The ‘Booker Dozen’ of 12 or 13 books will be announced in July 2021 with the shortlist of six books to follow in the autumn. The winner of the £50,000 prize will be announced in November 2021.
The announcement of Shuggie Bain as the 2020 winner was warmly welcomed across the world by booksellers, media and the public. The morning after the ceremony the book had jumped to the top of Amazon’s Best Sellers list. The UK publisher Picador, Pan Macmillan then revealed it was publishing an additional 150,000 copies.
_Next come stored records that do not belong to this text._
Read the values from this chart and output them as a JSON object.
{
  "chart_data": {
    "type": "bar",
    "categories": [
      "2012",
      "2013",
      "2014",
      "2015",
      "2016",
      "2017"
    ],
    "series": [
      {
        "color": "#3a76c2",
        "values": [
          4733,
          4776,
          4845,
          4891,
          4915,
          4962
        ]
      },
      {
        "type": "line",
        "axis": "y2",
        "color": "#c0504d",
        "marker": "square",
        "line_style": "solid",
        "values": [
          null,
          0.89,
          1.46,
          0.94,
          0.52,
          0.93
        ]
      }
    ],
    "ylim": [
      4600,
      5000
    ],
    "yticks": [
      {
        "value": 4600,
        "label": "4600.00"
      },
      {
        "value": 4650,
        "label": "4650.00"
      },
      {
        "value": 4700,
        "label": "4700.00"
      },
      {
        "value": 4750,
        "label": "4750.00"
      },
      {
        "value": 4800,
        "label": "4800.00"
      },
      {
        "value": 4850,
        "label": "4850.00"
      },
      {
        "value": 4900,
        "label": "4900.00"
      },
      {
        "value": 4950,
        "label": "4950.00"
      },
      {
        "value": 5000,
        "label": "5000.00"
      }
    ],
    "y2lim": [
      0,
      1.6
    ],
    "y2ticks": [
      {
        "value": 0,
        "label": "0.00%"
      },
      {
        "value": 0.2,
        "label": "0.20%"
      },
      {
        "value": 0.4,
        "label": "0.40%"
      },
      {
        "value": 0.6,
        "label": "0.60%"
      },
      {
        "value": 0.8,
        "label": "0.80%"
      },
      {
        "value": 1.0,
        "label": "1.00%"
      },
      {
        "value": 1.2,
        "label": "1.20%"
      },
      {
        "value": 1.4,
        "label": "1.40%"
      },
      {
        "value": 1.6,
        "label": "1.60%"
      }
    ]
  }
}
In the first full week after the announcement, the book sold more than 25,000 copies in the UK, a 1900% increase on the week preceding the announcement. Shuggie Bain has now sold more than 80,000 copies in the UK, an overall increase of 234% on its pre-announcement sales. It has been to Number 1 in The Times and the LA Times bestseller lists, Number 2 in The Sunday Times bestseller list, and Number 3 in The New York Times bestseller list. TV and film rights have been sold to Scott Rudin/A24 for a planned TV series, as well as translation rights to 30 territories, including an eight-way auction in China. This month, Pan Macmillan gave away 300 copies of Shuggie Bain to Streetreads, a homeless reading project, after it topped the book wishlist of its service users.
The Booker Prize is sponsored by Crankstart, a charitable foundation.